Compliance by large shareholders and forced share reductions
研究了中国A股公司中大股东合规性如何影响其强制减持,发现低合规性导致更多强制减持,且该效应在非国企、机构持股高和分析师覆盖低的企业中更显著。
Purpose Prior research focuses on self-initiated share reductions, while evidence on the determinants of forced share reductions remains limited. This paper examines how compliance by large shareholders affects their forced share reductions. Design/methodology/approach We document 9,084 firm-year observations for Chinese A-share firms during the 2018–2022 period. Findings Based on the behavioral-consistency theoretical lens, we find that firms with low compliance by large shareholders are more likely to experience forced share reductions by large shareholders, and the number and proportion of forced share reductions are significantly higher. The above relations are more prominent in non-state-owned enterprises, as well as firms with higher institutional ownership and lower analyst coverage.

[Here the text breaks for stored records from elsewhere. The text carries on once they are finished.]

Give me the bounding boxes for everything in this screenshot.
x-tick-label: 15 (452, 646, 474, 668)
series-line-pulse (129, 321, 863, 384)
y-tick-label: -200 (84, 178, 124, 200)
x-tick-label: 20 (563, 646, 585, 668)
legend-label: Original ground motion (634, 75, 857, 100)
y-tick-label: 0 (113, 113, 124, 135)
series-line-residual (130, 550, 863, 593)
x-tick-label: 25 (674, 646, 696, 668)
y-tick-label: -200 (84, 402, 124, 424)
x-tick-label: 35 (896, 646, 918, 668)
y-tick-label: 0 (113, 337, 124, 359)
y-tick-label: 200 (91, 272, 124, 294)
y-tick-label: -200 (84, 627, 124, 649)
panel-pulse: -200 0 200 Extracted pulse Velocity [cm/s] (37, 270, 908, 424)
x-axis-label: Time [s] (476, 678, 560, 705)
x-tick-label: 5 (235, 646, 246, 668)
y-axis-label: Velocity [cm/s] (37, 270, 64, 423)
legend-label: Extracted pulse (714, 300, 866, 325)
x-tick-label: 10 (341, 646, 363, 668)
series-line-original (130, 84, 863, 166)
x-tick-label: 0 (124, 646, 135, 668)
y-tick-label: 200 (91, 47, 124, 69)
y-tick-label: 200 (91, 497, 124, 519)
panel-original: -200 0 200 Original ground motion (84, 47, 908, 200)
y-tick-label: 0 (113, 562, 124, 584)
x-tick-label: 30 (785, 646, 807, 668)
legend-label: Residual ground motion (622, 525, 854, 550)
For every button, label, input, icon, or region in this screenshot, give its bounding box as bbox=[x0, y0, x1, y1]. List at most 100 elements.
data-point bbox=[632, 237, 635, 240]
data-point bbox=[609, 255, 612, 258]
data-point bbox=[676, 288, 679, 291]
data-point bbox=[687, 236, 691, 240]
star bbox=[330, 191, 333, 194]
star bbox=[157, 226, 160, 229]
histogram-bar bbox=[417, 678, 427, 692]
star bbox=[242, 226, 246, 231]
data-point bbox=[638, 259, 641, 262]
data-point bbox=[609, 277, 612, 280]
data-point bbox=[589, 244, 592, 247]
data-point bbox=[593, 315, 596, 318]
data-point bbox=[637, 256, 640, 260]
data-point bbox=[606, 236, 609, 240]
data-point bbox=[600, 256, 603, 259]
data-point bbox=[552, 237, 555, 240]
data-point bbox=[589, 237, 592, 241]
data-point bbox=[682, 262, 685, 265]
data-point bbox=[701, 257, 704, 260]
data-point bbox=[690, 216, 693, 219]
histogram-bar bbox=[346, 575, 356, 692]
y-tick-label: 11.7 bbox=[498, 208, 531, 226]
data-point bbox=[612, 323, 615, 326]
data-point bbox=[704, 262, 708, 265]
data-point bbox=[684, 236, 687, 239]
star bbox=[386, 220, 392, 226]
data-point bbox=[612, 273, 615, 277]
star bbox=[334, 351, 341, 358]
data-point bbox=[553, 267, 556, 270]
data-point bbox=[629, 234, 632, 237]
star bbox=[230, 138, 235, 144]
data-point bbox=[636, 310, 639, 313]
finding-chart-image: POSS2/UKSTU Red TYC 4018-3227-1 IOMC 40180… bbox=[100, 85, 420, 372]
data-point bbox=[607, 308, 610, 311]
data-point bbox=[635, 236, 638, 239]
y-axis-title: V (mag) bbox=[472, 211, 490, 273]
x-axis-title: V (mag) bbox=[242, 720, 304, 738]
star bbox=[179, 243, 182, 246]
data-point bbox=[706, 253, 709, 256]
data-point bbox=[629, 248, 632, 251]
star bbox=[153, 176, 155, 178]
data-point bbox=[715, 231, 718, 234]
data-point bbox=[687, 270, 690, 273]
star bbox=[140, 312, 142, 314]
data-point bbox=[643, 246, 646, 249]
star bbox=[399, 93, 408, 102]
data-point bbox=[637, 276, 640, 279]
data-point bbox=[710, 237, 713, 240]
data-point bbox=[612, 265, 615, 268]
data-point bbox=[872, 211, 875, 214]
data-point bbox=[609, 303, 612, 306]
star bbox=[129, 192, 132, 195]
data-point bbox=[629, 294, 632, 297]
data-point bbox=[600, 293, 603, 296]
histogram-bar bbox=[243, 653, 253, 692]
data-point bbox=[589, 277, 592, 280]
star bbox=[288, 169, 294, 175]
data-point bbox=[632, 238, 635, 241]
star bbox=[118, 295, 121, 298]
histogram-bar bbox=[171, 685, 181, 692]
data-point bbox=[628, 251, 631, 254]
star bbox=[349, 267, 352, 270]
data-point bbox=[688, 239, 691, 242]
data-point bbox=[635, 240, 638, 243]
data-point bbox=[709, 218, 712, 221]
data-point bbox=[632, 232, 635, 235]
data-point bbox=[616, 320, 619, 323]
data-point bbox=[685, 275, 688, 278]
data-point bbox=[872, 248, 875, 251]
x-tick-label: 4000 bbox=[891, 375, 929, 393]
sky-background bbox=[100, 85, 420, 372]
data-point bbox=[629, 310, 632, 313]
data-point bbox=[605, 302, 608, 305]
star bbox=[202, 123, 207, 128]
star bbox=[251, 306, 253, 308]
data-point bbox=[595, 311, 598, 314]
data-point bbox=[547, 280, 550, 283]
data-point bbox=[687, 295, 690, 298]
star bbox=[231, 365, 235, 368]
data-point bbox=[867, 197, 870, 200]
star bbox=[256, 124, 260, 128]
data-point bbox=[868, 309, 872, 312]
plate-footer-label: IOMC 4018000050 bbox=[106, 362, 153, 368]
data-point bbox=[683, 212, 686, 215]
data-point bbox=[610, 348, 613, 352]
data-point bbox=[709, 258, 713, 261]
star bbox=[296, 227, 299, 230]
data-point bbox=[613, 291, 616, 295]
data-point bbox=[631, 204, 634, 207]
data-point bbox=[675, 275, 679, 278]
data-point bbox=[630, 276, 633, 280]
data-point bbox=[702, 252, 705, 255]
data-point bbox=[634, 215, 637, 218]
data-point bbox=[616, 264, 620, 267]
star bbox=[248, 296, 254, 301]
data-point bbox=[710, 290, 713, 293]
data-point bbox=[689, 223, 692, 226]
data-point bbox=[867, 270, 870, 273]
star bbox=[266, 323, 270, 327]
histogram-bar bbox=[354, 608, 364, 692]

Furthermore, forced share reductions reduce firm value, as reflected in negative market reactions, consistent with informational effects. The weakening effect of internal control deficiencies on compliance by large shareholders is the underlying channel through which compliance by large shareholders affects their forced share reductions. Originality/value Our study expands the literature on large shareholders' share reductions from the perspective of forced share reductions and provides novel evidence for how to regulate forced share reductions through the lens of compliance by large shareholders. Our findings also have cross-market implications for the regulation of forced share reductions beyond China.